The Mitsubishi Lancer
Mitsubishi Lancer History
Mitsubishi Lancer Design
The name 'Lancer' comes from the long, pointed lances used by soldiers in medieval Europe. The Lancer car's styling was intended to keep the car as sharp and aerodynamic as possible. A long 'aero' nose gave the car superior drag resistance. It had a ‘tumblehome’ (a narrowing of the body in the upper parts for greater stability) and a ‘turn under’ (a curvature towards the underside). It used a ‘monocoque’ body structure for strength.
The Lancer was powered by engines using Mitsubishi Clean Air technology. And it became the first car in 1973 to be certified by the US Environment Protection Agency as having a low-pollution engine.
The Lancer was designed to make even long drives comfortable. It had a tilt-adjust steering column, a 45L fuel tank, all-season ventilation, disc brakes and a vacuum servo (also known as a power booster or power brake) to assist the braking force applied by the driver.
Mitsubishi Lancer Rally Wins
Mitsubishi Lancer Legacy
The 1973 Lancer was just the start of a long story.

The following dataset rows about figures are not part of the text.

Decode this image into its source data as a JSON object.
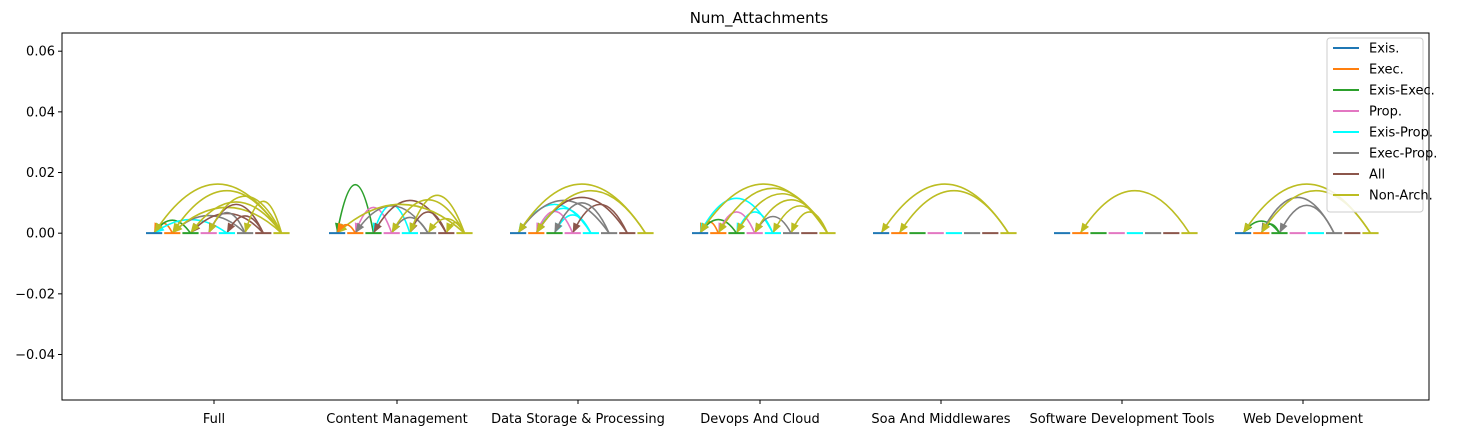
{
  "chart_data": {
    "type": "arc",
    "title": "Num_Attachments",
    "xlabel": "",
    "ylabel": "",
    "ylim": [
      -0.055,
      0.066
    ],
    "yticks": [
      "0.06",
      "0.04",
      "0.02",
      "0.00",
      "−0.02",
      "−0.04"
    ],
    "ytick_values": [
      0.06,
      0.04,
      0.02,
      0.0,
      -0.02,
      -0.04
    ],
    "categories": [
      "Full",
      "Content Management",
      "Data Storage & Processing",
      "Devops And Cloud",
      "Soa And Middlewares",
      "Software Development Tools",
      "Web Development"
    ],
    "legend_position": "upper right",
    "series": [
      {
        "name": "Exis.",
        "color": "#1f77b4"
      },
      {
        "name": "Exec.",
        "color": "#ff7f0e"
      },
      {
        "name": "Exis-Exec.",
        "color": "#2ca02c"
      },
      {
        "name": "Prop.",
        "color": "#e377c2"
      },
      {
        "name": "Exis-Prop.",
        "color": "#00ffff"
      },
      {
        "name": "Exec-Prop.",
        "color": "#7f7f7f"
      },
      {
        "name": "All",
        "color": "#8c564b"
      },
      {
        "name": "Non-Arch.",
        "color": "#bcbd22"
      }
    ],
    "arcs": [
      [
        [
          0,
          1,
          0.0033
        ],
        [
          0,
          2,
          0.0043
        ],
        [
          0,
          4,
          0.0045
        ],
        [
          1,
          5,
          0.0058
        ],
        [
          2,
          6,
          0.0065
        ],
        [
          3,
          5,
          0.0068
        ],
        [
          1,
          7,
          0.0085
        ],
        [
          2,
          7,
          0.0103
        ],
        [
          3,
          6,
          0.0095
        ],
        [
          4,
          6,
          0.0057
        ],
        [
          0,
          7,
          0.0162
        ],
        [
          1,
          7,
          0.014
        ],
        [
          3,
          7,
          0.0122
        ],
        [
          5,
          7,
          0.0105
        ]
      ],
      [
        [
          0,
          2,
          0.016
        ],
        [
          1,
          3,
          0.0085
        ],
        [
          2,
          4,
          0.0093
        ],
        [
          3,
          5,
          0.0052
        ],
        [
          1,
          5,
          0.009
        ],
        [
          2,
          6,
          0.0108
        ],
        [
          3,
          7,
          0.011
        ],
        [
          4,
          6,
          0.007
        ],
        [
          5,
          7,
          0.0048
        ],
        [
          0,
          7,
          0.0095
        ],
        [
          6,
          7,
          0.0035
        ],
        [
          0,
          1,
          0.0028
        ],
        [
          4,
          7,
          0.0125
        ]
      ],
      [
        [
          0,
          4,
          0.0095
        ],
        [
          1,
          4,
          0.0082
        ],
        [
          2,
          4,
          0.006
        ],
        [
          1,
          3,
          0.0072
        ],
        [
          3,
          6,
          0.0095
        ],
        [
          2,
          5,
          0.01
        ],
        [
          0,
          5,
          0.0108
        ],
        [
          1,
          6,
          0.0118
        ],
        [
          0,
          7,
          0.0162
        ],
        [
          1,
          7,
          0.014
        ]
      ],
      [
        [
          0,
          1,
          0.0038
        ],
        [
          0,
          2,
          0.0045
        ],
        [
          1,
          3,
          0.007
        ],
        [
          0,
          4,
          0.0115
        ],
        [
          2,
          4,
          0.007
        ],
        [
          3,
          5,
          0.0055
        ],
        [
          0,
          7,
          0.0162
        ],
        [
          1,
          7,
          0.0148
        ],
        [
          2,
          7,
          0.013
        ],
        [
          3,
          7,
          0.011
        ],
        [
          4,
          7,
          0.009
        ],
        [
          5,
          7,
          0.007
        ]
      ],
      [
        [
          0,
          7,
          0.0162
        ],
        [
          1,
          7,
          0.014
        ]
      ],
      [
        [
          1,
          7,
          0.014
        ]
      ],
      [
        [
          0,
          2,
          0.004
        ],
        [
          1,
          2,
          0.003
        ],
        [
          1,
          5,
          0.0118
        ],
        [
          2,
          5,
          0.0092
        ],
        [
          0,
          7,
          0.0162
        ],
        [
          1,
          7,
          0.014
        ]
      ]
    ]
  }
}
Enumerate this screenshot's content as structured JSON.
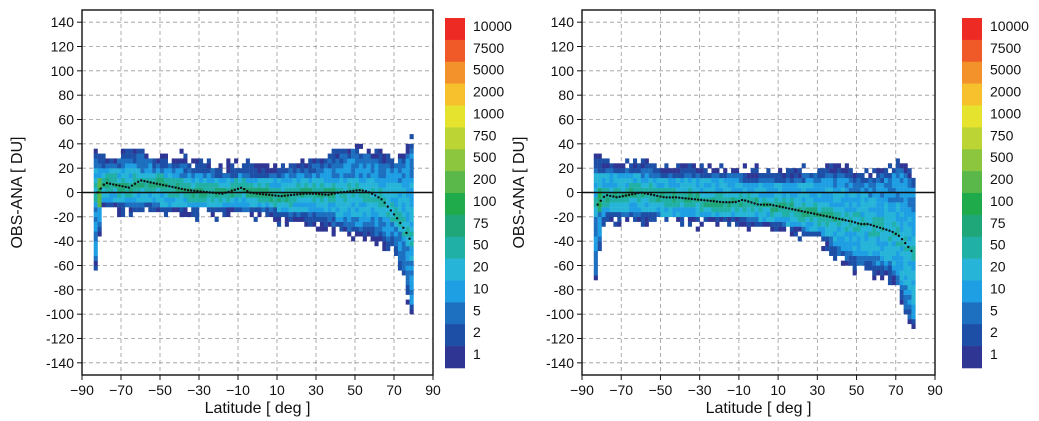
{
  "chart_data": [
    {
      "type": "heatmap",
      "xlabel": "Latitude  [ deg ]",
      "ylabel": "OBS-ANA  [ DU]",
      "xlim": [
        -90,
        90
      ],
      "ylim": [
        -150,
        150
      ],
      "x_ticks": [
        -90,
        -70,
        -50,
        -30,
        -10,
        10,
        30,
        50,
        70,
        90
      ],
      "y_ticks": [
        140,
        120,
        100,
        80,
        60,
        40,
        20,
        0,
        -20,
        -40,
        -60,
        -80,
        -100,
        -120,
        -140
      ],
      "grid": true,
      "zero_line": true,
      "mean_curve": {
        "x": [
          -82,
          -78,
          -72,
          -66,
          -60,
          -54,
          -48,
          -42,
          -36,
          -30,
          -24,
          -18,
          -12,
          -8,
          -4,
          0,
          6,
          12,
          18,
          24,
          30,
          36,
          42,
          48,
          52,
          56,
          60,
          64,
          68,
          72,
          76,
          78
        ],
        "y": [
          0,
          8,
          6,
          4,
          10,
          8,
          6,
          4,
          2,
          1,
          0,
          -1,
          2,
          4,
          0,
          -1,
          -2,
          -3,
          -2,
          -1,
          -1,
          -2,
          0,
          1,
          2,
          1,
          -2,
          -6,
          -14,
          -22,
          -32,
          -38
        ]
      },
      "envelope": {
        "x": [
          -83,
          -82,
          -80,
          -75,
          -70,
          -65,
          -60,
          -55,
          -50,
          -45,
          -40,
          -35,
          -30,
          -25,
          -20,
          -15,
          -10,
          -5,
          0,
          5,
          10,
          15,
          20,
          25,
          30,
          35,
          40,
          45,
          50,
          55,
          60,
          65,
          70,
          73,
          76,
          78,
          79
        ],
        "upper": [
          35,
          33,
          32,
          30,
          32,
          34,
          36,
          33,
          30,
          28,
          30,
          26,
          26,
          24,
          22,
          22,
          24,
          24,
          22,
          22,
          22,
          24,
          24,
          26,
          28,
          30,
          34,
          36,
          40,
          36,
          34,
          30,
          28,
          32,
          36,
          40,
          42
        ],
        "lower": [
          -62,
          -60,
          -14,
          -14,
          -16,
          -16,
          -16,
          -16,
          -17,
          -17,
          -17,
          -18,
          -18,
          -18,
          -18,
          -18,
          -18,
          -20,
          -20,
          -20,
          -22,
          -24,
          -24,
          -26,
          -28,
          -30,
          -32,
          -34,
          -38,
          -36,
          -40,
          -44,
          -48,
          -62,
          -80,
          -92,
          -100
        ],
        "core_upper": [
          18,
          18,
          18,
          20,
          18,
          18,
          18,
          16,
          16,
          14,
          14,
          12,
          12,
          12,
          12,
          12,
          12,
          12,
          10,
          10,
          10,
          10,
          10,
          10,
          10,
          10,
          12,
          12,
          14,
          12,
          12,
          10,
          8,
          8,
          8,
          6,
          6
        ],
        "core_lower": [
          -8,
          -8,
          -6,
          -8,
          -8,
          -8,
          -8,
          -8,
          -10,
          -10,
          -10,
          -10,
          -10,
          -10,
          -12,
          -12,
          -12,
          -12,
          -12,
          -12,
          -14,
          -14,
          -14,
          -14,
          -16,
          -16,
          -18,
          -18,
          -18,
          -18,
          -18,
          -20,
          -24,
          -30,
          -40,
          -50,
          -56
        ]
      },
      "colorbar": {
        "labels": [
          "10000",
          "7500",
          "5000",
          "2000",
          "1000",
          "750",
          "500",
          "200",
          "100",
          "75",
          "50",
          "20",
          "10",
          "5",
          "2",
          "1"
        ],
        "colors": [
          "#ee2a24",
          "#f05a28",
          "#f3922b",
          "#f6c12c",
          "#e6e32e",
          "#bdd534",
          "#8cc63f",
          "#5ab84a",
          "#1fab4b",
          "#1fa77a",
          "#21b0a6",
          "#26b5d8",
          "#1e9fe3",
          "#1d6fc0",
          "#1d4fa6",
          "#2e3592"
        ]
      }
    },
    {
      "type": "heatmap",
      "xlabel": "Latitude  [ deg ]",
      "ylabel": "OBS-ANA  [ DU]",
      "xlim": [
        -90,
        90
      ],
      "ylim": [
        -150,
        150
      ],
      "x_ticks": [
        -90,
        -70,
        -50,
        -30,
        -10,
        10,
        30,
        50,
        70,
        90
      ],
      "y_ticks": [
        140,
        120,
        100,
        80,
        60,
        40,
        20,
        0,
        -20,
        -40,
        -60,
        -80,
        -100,
        -120,
        -140
      ],
      "grid": true,
      "zero_line": true,
      "mean_curve": {
        "x": [
          -82,
          -78,
          -72,
          -66,
          -60,
          -54,
          -48,
          -42,
          -36,
          -30,
          -24,
          -18,
          -12,
          -8,
          -4,
          0,
          6,
          12,
          18,
          24,
          30,
          36,
          42,
          48,
          52,
          56,
          60,
          64,
          68,
          72,
          76,
          78
        ],
        "y": [
          -10,
          -2,
          -4,
          -2,
          0,
          -2,
          -4,
          -4,
          -5,
          -6,
          -7,
          -8,
          -8,
          -6,
          -8,
          -10,
          -10,
          -12,
          -14,
          -16,
          -18,
          -20,
          -22,
          -24,
          -26,
          -26,
          -28,
          -30,
          -32,
          -36,
          -44,
          -48
        ]
      },
      "envelope": {
        "x": [
          -83,
          -82,
          -80,
          -75,
          -70,
          -65,
          -60,
          -55,
          -50,
          -45,
          -40,
          -35,
          -30,
          -25,
          -20,
          -15,
          -10,
          -5,
          0,
          5,
          10,
          15,
          20,
          25,
          30,
          35,
          40,
          45,
          50,
          55,
          60,
          65,
          70,
          73,
          76,
          78,
          79
        ],
        "upper": [
          28,
          26,
          26,
          26,
          24,
          24,
          26,
          24,
          22,
          22,
          22,
          20,
          20,
          20,
          20,
          20,
          22,
          18,
          18,
          18,
          18,
          18,
          18,
          20,
          20,
          22,
          22,
          20,
          18,
          16,
          18,
          20,
          26,
          24,
          20,
          16,
          14
        ],
        "lower": [
          -72,
          -70,
          -30,
          -26,
          -24,
          -24,
          -24,
          -24,
          -24,
          -24,
          -26,
          -26,
          -26,
          -26,
          -26,
          -26,
          -26,
          -28,
          -28,
          -28,
          -30,
          -32,
          -34,
          -36,
          -40,
          -46,
          -54,
          -60,
          -64,
          -64,
          -68,
          -70,
          -74,
          -90,
          -104,
          -110,
          -112
        ],
        "core_upper": [
          14,
          14,
          14,
          14,
          14,
          14,
          14,
          12,
          12,
          12,
          10,
          10,
          10,
          10,
          10,
          10,
          10,
          8,
          8,
          8,
          8,
          6,
          6,
          6,
          6,
          4,
          4,
          2,
          0,
          -2,
          -4,
          -6,
          -8,
          -10,
          -14,
          -18,
          -20
        ],
        "core_lower": [
          -18,
          -16,
          -14,
          -16,
          -16,
          -16,
          -16,
          -16,
          -18,
          -18,
          -18,
          -18,
          -18,
          -18,
          -20,
          -20,
          -20,
          -20,
          -22,
          -22,
          -24,
          -26,
          -28,
          -30,
          -32,
          -36,
          -40,
          -44,
          -48,
          -50,
          -52,
          -56,
          -60,
          -70,
          -80,
          -88,
          -90
        ]
      },
      "colorbar": {
        "labels": [
          "10000",
          "7500",
          "5000",
          "2000",
          "1000",
          "750",
          "500",
          "200",
          "100",
          "75",
          "50",
          "20",
          "10",
          "5",
          "2",
          "1"
        ],
        "colors": [
          "#ee2a24",
          "#f05a28",
          "#f3922b",
          "#f6c12c",
          "#e6e32e",
          "#bdd534",
          "#8cc63f",
          "#5ab84a",
          "#1fab4b",
          "#1fa77a",
          "#21b0a6",
          "#26b5d8",
          "#1e9fe3",
          "#1d6fc0",
          "#1d4fa6",
          "#2e3592"
        ]
      }
    }
  ]
}
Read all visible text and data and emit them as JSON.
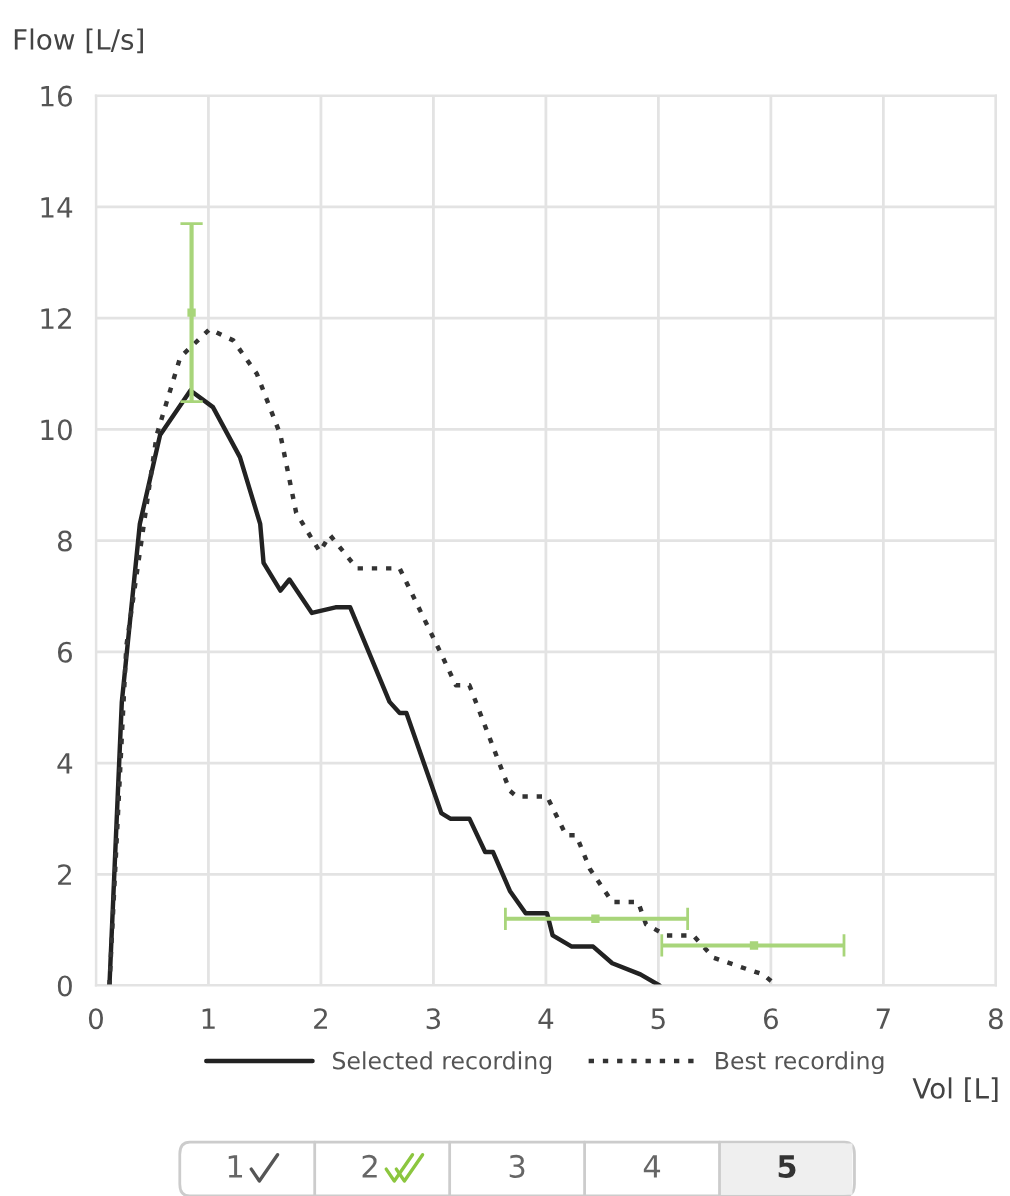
{
  "chart_data": {
    "type": "line",
    "xlabel": "Vol [L]",
    "ylabel": "Flow [L/s]",
    "xlim": [
      0,
      8
    ],
    "xticks": [
      0,
      1,
      2,
      3,
      4,
      5,
      6,
      7,
      8
    ],
    "ylim": [
      0,
      16
    ],
    "yticks": [
      0,
      2,
      4,
      6,
      8,
      10,
      12,
      14,
      16
    ],
    "grid": true,
    "legend": "bottom",
    "series": [
      {
        "name": "Selected recording",
        "line_style": "solid",
        "color": "#222222",
        "x": [
          0.12,
          0.23,
          0.39,
          0.57,
          0.84,
          1.04,
          1.28,
          1.46,
          1.49,
          1.64,
          1.72,
          1.92,
          2.13,
          2.26,
          2.61,
          2.7,
          2.76,
          3.07,
          3.15,
          3.32,
          3.46,
          3.53,
          3.68,
          3.82,
          4.01,
          4.06,
          4.23,
          4.42,
          4.59,
          4.84,
          5.01
        ],
        "values": [
          0,
          5.1,
          8.3,
          9.9,
          10.7,
          10.4,
          9.5,
          8.3,
          7.6,
          7.1,
          7.3,
          6.7,
          6.8,
          6.8,
          5.1,
          4.9,
          4.9,
          3.1,
          3.0,
          3.0,
          2.4,
          2.4,
          1.7,
          1.3,
          1.3,
          0.9,
          0.7,
          0.7,
          0.4,
          0.2,
          0
        ]
      },
      {
        "name": "Best recording",
        "line_style": "dotted",
        "color": "#333333",
        "x": [
          0.12,
          0.27,
          0.54,
          0.75,
          1.01,
          1.22,
          1.43,
          1.64,
          1.78,
          1.99,
          2.08,
          2.32,
          2.7,
          3.06,
          3.2,
          3.32,
          3.68,
          3.74,
          4.01,
          4.18,
          4.27,
          4.39,
          4.59,
          4.82,
          4.89,
          5.07,
          5.31,
          5.49,
          5.78,
          5.93,
          6.05
        ],
        "values": [
          0,
          6.1,
          9.9,
          11.3,
          11.8,
          11.6,
          11.0,
          9.9,
          8.5,
          7.8,
          8.1,
          7.5,
          7.5,
          6.0,
          5.4,
          5.4,
          3.5,
          3.4,
          3.4,
          2.7,
          2.7,
          2.1,
          1.5,
          1.5,
          1.1,
          0.9,
          0.9,
          0.5,
          0.3,
          0.2,
          0
        ]
      },
      {
        "type": "scatter",
        "marker": "square",
        "color": "#a8d57a",
        "x": [
          0.85
        ],
        "values": [
          12.1
        ],
        "errors": [
          [
            10.5,
            13.7
          ]
        ]
      },
      {
        "type": "scatter",
        "marker": "square",
        "color": "#a8d57a",
        "x": [
          4.44,
          5.85
        ],
        "values": [
          1.2,
          0.72
        ],
        "xerrors": [
          [
            3.64,
            5.26
          ],
          [
            5.03,
            6.65
          ]
        ]
      }
    ],
    "annotations": [
      "1",
      "2",
      "3",
      "4",
      "5"
    ]
  }
}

Many models and innovations have followed. The Lancer Celeste was a coupé launched in 1975, followed by the Lancer EX in 1979. The name ‘EX’ came from ‘exceed’ as this car was developed to an "optimised size, optimised quality" concept.
It didn't end there. The Lancer family was just the start of a long list of cars displaying Mitsubishi’s trademark innovation. From the world-first Silent Shaft technology, to today’s pioneering new Outlander: the first car in series production from a major manufacturer whose architecture has been designed from the outset to accommodate either Internal Combustion Engines or Plug-in Hybrid Electric drivetrains. Lancer was a start of the journey, but we’ve never stopped moving forward.